I tried to visit every drone booth where the alternative or supplement to owning an expensive were displayed. A number of these companies are franchising to interested entrepreneurs their $25K machines to aerially apply fertilizer, minerals or pesticides to row or bean crops. For drier years the ground driven machines make sense. But when growers don’t want to run down their plants on the headlands, or years where the ground rigs traffic is halted due to weeks of wet weather or windstorms cause enough root lodging to prevent field traffic, drones make complete sense. Odd shaped fields and those surrounded by trees or power lines are also application challenges that drones will be perfect for. Rantazio is a drone company that had FFA approval by 2020 to fly as many as five drones as a swarm, allowing sequential loading and spray runs to be made. Their challenges seen in 2022 was keeping batteries charged and lack of enough people to keeping product mixed up and loaded. We had plans in 2020 to aerially spray a field with a product to eliminate a developing SDS problem. The derecho destroyed those plans.
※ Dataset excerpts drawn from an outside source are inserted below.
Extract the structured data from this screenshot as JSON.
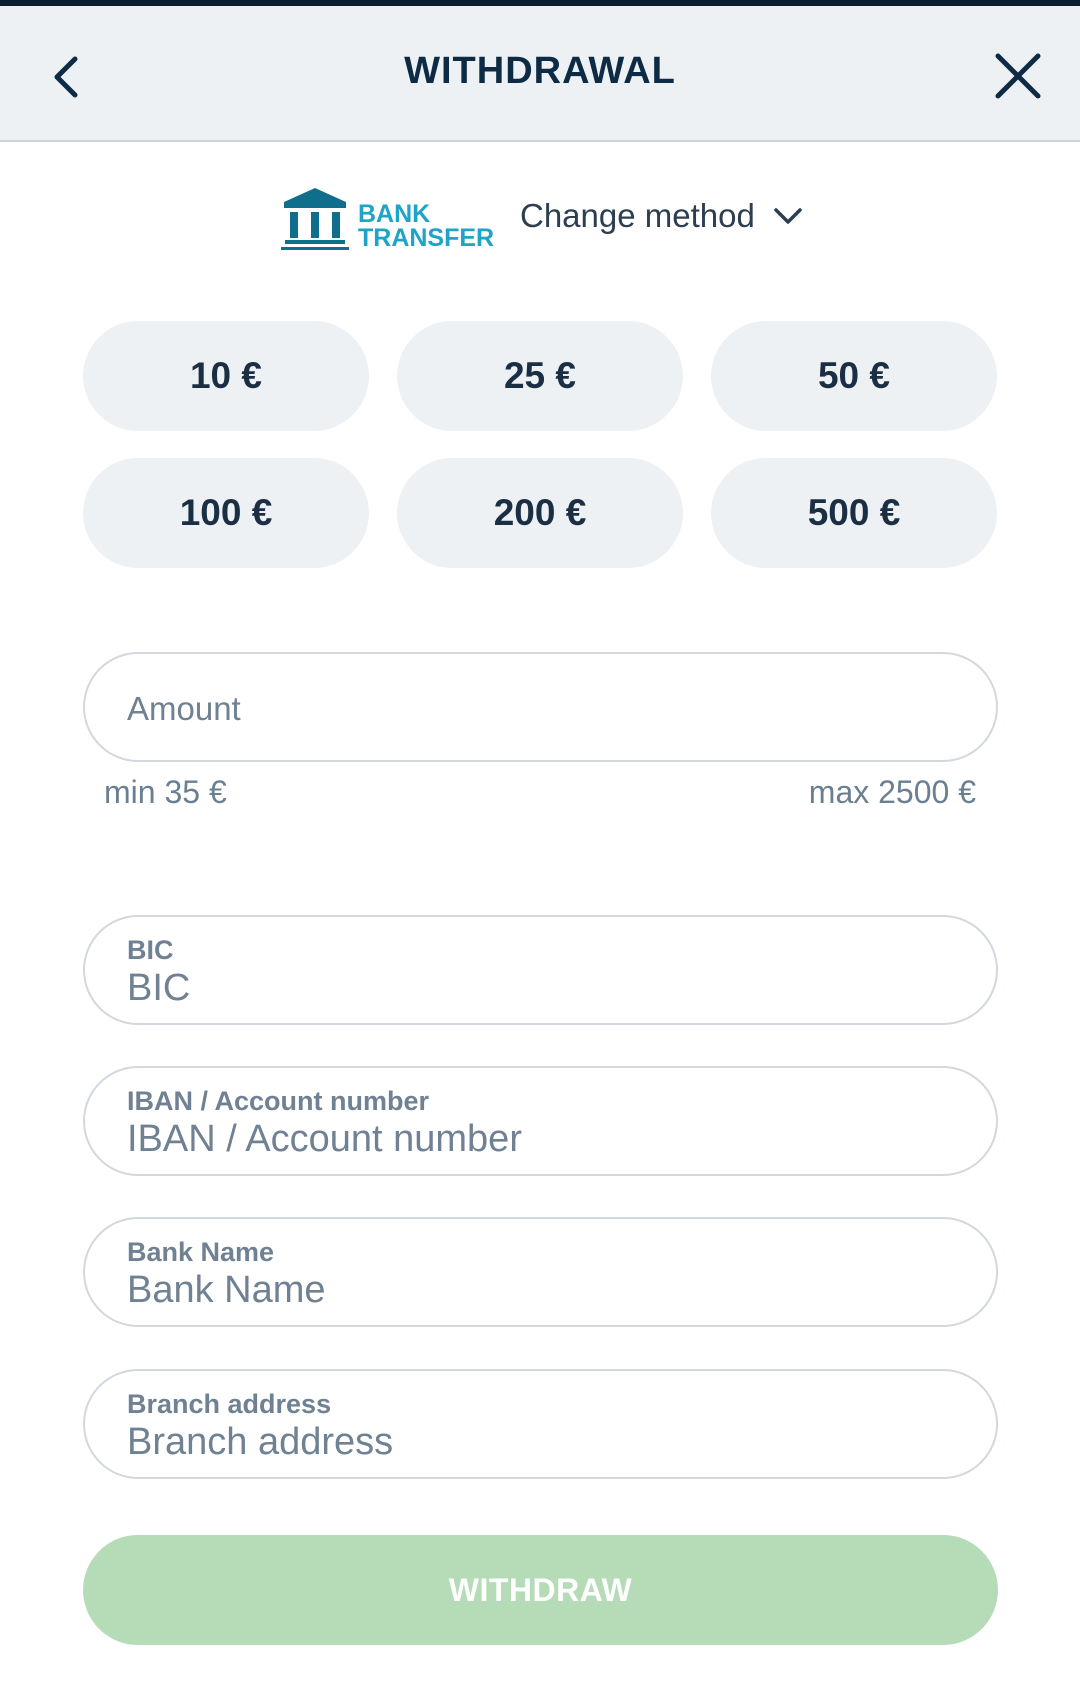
{
  "header": {
    "title": "WITHDRAWAL",
    "back_icon": "chevron-left-icon",
    "close_icon": "close-icon"
  },
  "method": {
    "logo_line1": "BANK",
    "logo_line2": "TRANSFER",
    "change_label": "Change method",
    "chevron_icon": "chevron-down-icon"
  },
  "quick_amounts": [
    "10 €",
    "25 €",
    "50 €",
    "100 €",
    "200 €",
    "500 €"
  ],
  "amount": {
    "placeholder": "Amount",
    "min_label": "min 35 €",
    "max_label": "max 2500 €"
  },
  "fields": [
    {
      "label": "BIC",
      "placeholder": "BIC"
    },
    {
      "label": "IBAN / Account number",
      "placeholder": "IBAN / Account number"
    },
    {
      "label": "Bank Name",
      "placeholder": "Bank Name"
    },
    {
      "label": "Branch address",
      "placeholder": "Branch address"
    }
  ],
  "submit": {
    "label": "WITHDRAW"
  },
  "colors": {
    "header_bg": "#eef1f4",
    "accent_text": "#0e2b45",
    "logo_blue": "#1fa3c7",
    "submit_disabled": "#b5dcb7"
  }
}
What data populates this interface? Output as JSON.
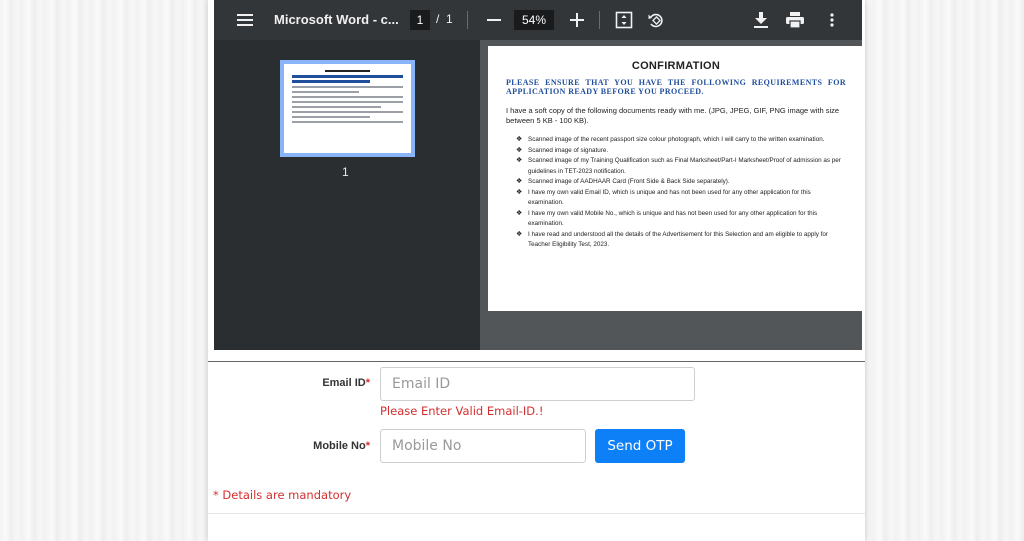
{
  "viewer": {
    "title": "Microsoft Word - c...",
    "current_page": "1",
    "page_separator": "/",
    "total_pages": "1",
    "zoom": "54%",
    "thumbnail_label": "1",
    "icons": [
      "menu-icon",
      "zoom-out-icon",
      "zoom-in-icon",
      "fit-page-icon",
      "rotate-icon",
      "download-icon",
      "print-icon",
      "more-vert-icon"
    ]
  },
  "document": {
    "title": "CONFIRMATION",
    "heading": "Please ensure that you have the following requirements for application ready before you proceed.",
    "intro": "I have a soft copy of the following documents ready with me. (JPG, JPEG, GIF, PNG image with size between 5 KB - 100 KB).",
    "bullets": [
      "Scanned image of the recent passport size colour photograph, which I will carry to the written examination.",
      "Scanned image of signature.",
      "Scanned image of my Training Qualification such as Final Marksheet/Part-I Marksheet/Proof of admission as per guidelines in TET-2023 notification.",
      "Scanned image of AADHAAR Card (Front Side & Back Side separately).",
      "I have my own valid Email ID, which is unique and has not been used for any other application for this examination.",
      "I have my own valid Mobile No., which is unique and has not been used for any other application for this examination.",
      "I have read and understood all the details of the Advertisement for this Selection and am eligible to apply for Teacher Eligibility Test, 2023."
    ]
  },
  "form": {
    "email_label": "Email ID",
    "email_placeholder": "Email ID",
    "email_error": "Please Enter Valid Email-ID.!",
    "mobile_label": "Mobile No",
    "mobile_placeholder": "Mobile No",
    "required_mark": "*",
    "send_otp": "Send OTP",
    "mandatory_note": "* Details are mandatory"
  },
  "colors": {
    "accent": "#0d7ff7",
    "error": "#d32f2f",
    "toolbar": "#323639",
    "heading_blue": "#1f4e9c"
  }
}
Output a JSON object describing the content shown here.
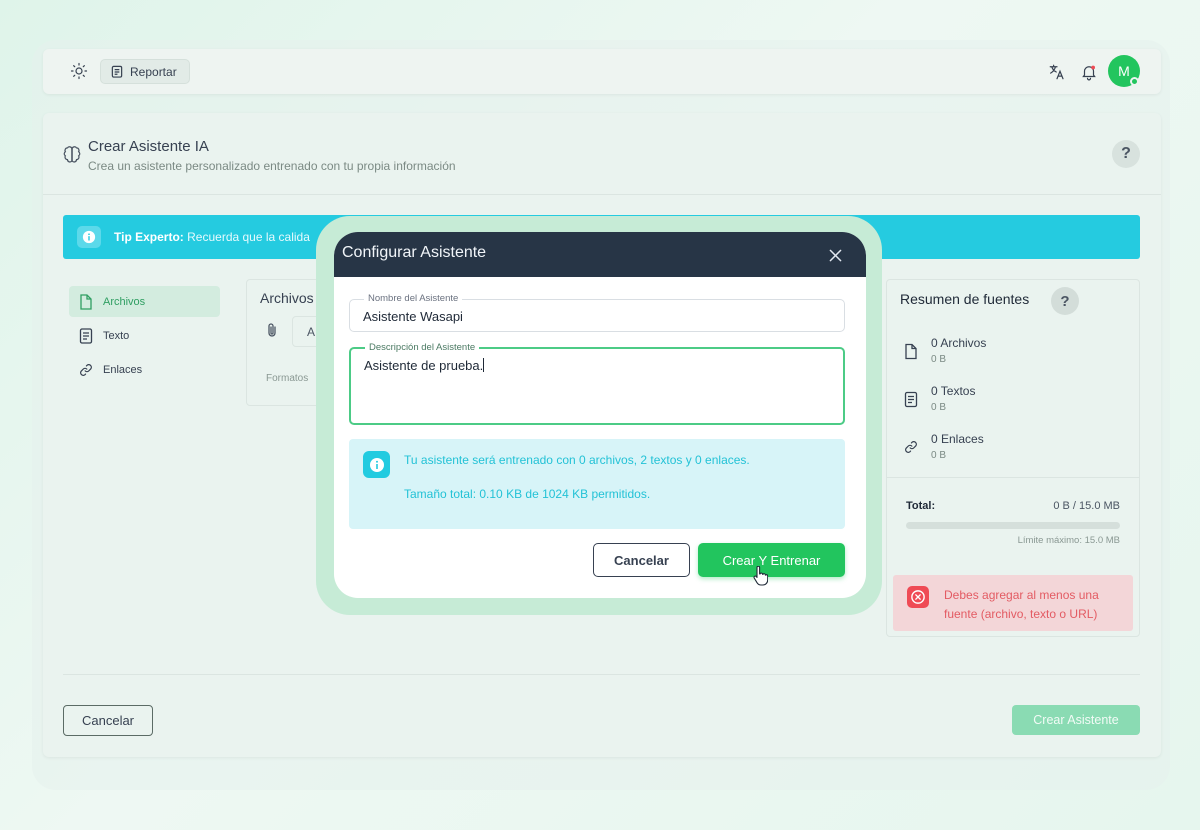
{
  "topbar": {
    "report_label": "Reportar",
    "avatar_initial": "M"
  },
  "page": {
    "title": "Crear Asistente IA",
    "subtitle": "Crea un asistente personalizado entrenado con tu propia información"
  },
  "tip": {
    "label": "Tip Experto:",
    "text": "Recuerda que la calida"
  },
  "sidebar": {
    "items": [
      {
        "label": "Archivos",
        "icon": "file-icon",
        "active": true
      },
      {
        "label": "Texto",
        "icon": "text-document-icon",
        "active": false
      },
      {
        "label": "Enlaces",
        "icon": "link-icon",
        "active": false
      }
    ]
  },
  "files_panel": {
    "title": "Archivos",
    "input_text": "A",
    "formats_text": "Formatos"
  },
  "summary": {
    "title": "Resumen de fuentes",
    "items": [
      {
        "label": "0 Archivos",
        "size": "0 B",
        "icon": "file-icon"
      },
      {
        "label": "0 Textos",
        "size": "0 B",
        "icon": "text-document-icon"
      },
      {
        "label": "0 Enlaces",
        "size": "0 B",
        "icon": "link-icon"
      }
    ],
    "total_label": "Total:",
    "total_value": "0 B / 15.0 MB",
    "progress_fraction": 0,
    "limit_text": "Límite máximo: 15.0 MB",
    "error_text": "Debes agregar al menos una fuente (archivo, texto o URL)"
  },
  "footer": {
    "cancel_label": "Cancelar",
    "create_label": "Crear Asistente"
  },
  "modal": {
    "title": "Configurar Asistente",
    "name_label": "Nombre del Asistente",
    "name_value": "Asistente Wasapi",
    "description_label": "Descripción del Asistente",
    "description_value": "Asistente de prueba.",
    "info_line1": "Tu asistente será entrenado con 0 archivos, 2 textos y 0 enlaces.",
    "info_line2": "Tamaño total: 0.10 KB de 1024 KB permitidos.",
    "cancel_label": "Cancelar",
    "create_label": "Crear Y Entrenar"
  },
  "colors": {
    "accent": "#22c55e",
    "header_dark": "#273546",
    "info_cyan": "#22cbe0",
    "error_red": "#ef4b55"
  }
}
The use and value of the drone will best be realized if the products they are applying have systemic and curative properties. Those two abilities widen the chance of successful outcomes of applying products to control leaf diseases. Timing of application, coverage and gallonage become non-issues.

The number of companies now offering biological products to aid their growth and health has increased dramatically in the last five years. A greater % of them may consistently provide positive results. There are still companies selling products which don’t deliver as promised. In a % of time the products may not performed as advertised when they are not applied correctly, at the wrong time, or if the soil or environmental was not hospitable to the microbe. Low oxygen conditions, applications of salt based fertilizers, high shear pressure application, or application of 82% are damaging to microbe survival.

I have seen projections for the growth in the BioStimulant arena in the 13-15%/year range with many of those belonging to the category of fertilizer efficiency boosters or involve atmospheric N fixation.

A few larger foreign firms have established beachheads in the U.S in the last year by buying U.S. firms. One was ABM, of Van Wert, Ohio, producer of great inoculants. They were purchased by a French yeast company, as their vat fermentation capacity could be very useful. The other targeted firm was Marrone Biologicals, as founded by Pam Marrone. In her years of biological frontiering work she also founded the company AgriQuest. It which was a leader in the field and eventually purchased by Bayer Ag. A second large seed treatment company, Rizobacter, headquartered in Pergamino, Argentina, and fully immersed with seed firms and the seed treatment business in S America, was the purchaser. I usually visited with their President, Gustavo Anta, when I traveled to Argentina to update him on things and hear about their new products. The Marrone folks were grateful to hear that this big company treated their employees as family.